At the same time, organic farming was coming into its own. In the 1970s and ’80s farmers worked a greater variety of lands and built soil health through local nutrients rather than depending on fertilizers. Early on they paid less attention to seed sources, assuming the seeds supplied by seed companies were what they needed. When they realized that those newer varieties did not necessarily meet their needs, they began to work on decentralizing seed sources and encouraging seed diversity. At about the same time, seed banks were established to preserve plant diversity. Worldwide there are more than 1,000, including one at Washington State University and one at the University of Washington.

For those looking for some winter reading, the Key Pen Gardeners group on Facebook had several recommendations. The top two contenders were Territorial Seed Company which, with its Pacific Northwest roots, is especially suited to local gardens, and Baker Creek Heirloom Seeds in Missouri. Both have websites full of useful information. Skrivanich advises paying close attention to the growing season when making selections. It’s very short.

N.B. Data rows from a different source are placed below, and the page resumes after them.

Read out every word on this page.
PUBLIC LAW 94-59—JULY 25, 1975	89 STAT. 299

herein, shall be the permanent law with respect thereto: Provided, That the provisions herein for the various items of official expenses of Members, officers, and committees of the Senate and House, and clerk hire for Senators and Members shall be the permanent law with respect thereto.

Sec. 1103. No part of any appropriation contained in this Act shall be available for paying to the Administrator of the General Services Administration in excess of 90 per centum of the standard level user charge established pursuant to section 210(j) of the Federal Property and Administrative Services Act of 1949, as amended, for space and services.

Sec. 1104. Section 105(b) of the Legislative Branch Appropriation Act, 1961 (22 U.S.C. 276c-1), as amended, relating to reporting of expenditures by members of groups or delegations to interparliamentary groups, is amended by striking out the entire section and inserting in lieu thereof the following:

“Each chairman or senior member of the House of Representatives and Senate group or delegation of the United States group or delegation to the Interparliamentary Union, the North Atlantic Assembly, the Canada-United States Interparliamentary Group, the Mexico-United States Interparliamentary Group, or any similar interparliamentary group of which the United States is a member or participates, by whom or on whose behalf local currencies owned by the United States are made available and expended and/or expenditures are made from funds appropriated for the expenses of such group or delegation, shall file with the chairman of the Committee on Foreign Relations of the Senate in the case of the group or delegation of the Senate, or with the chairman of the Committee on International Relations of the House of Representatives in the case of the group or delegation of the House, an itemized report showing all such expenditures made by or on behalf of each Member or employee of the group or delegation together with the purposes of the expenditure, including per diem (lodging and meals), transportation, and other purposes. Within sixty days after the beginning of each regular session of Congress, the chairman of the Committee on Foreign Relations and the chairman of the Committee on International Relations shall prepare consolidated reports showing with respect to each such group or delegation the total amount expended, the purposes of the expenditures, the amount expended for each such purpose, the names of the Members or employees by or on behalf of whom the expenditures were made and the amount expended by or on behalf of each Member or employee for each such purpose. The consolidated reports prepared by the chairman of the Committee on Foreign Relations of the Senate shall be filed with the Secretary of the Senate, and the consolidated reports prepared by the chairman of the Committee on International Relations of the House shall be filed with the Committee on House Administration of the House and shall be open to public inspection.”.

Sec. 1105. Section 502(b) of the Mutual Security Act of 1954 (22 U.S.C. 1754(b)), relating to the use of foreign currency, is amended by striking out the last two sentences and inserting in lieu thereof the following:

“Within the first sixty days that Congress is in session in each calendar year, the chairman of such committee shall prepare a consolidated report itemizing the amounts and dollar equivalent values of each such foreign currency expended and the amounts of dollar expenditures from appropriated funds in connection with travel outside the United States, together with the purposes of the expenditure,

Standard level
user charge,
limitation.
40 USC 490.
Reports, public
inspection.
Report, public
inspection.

Skrivanich recommends Irish Eyes Garden Seeds in Ellensburg; Dixondale Farms in Texas for onions and leeks; Kitazawa Seed Company in California for Asian vegetables (they have recipes if some of the produce is unfamiliar) and MIGardener in Missouri for premium heirloom seeds. Other Northwest favorites are Nichols Garden Nursery in Oregon and Uprising Seeds in Bellingham. For flower lovers Kosel turns to Skagit Valley’s Floret Flowers.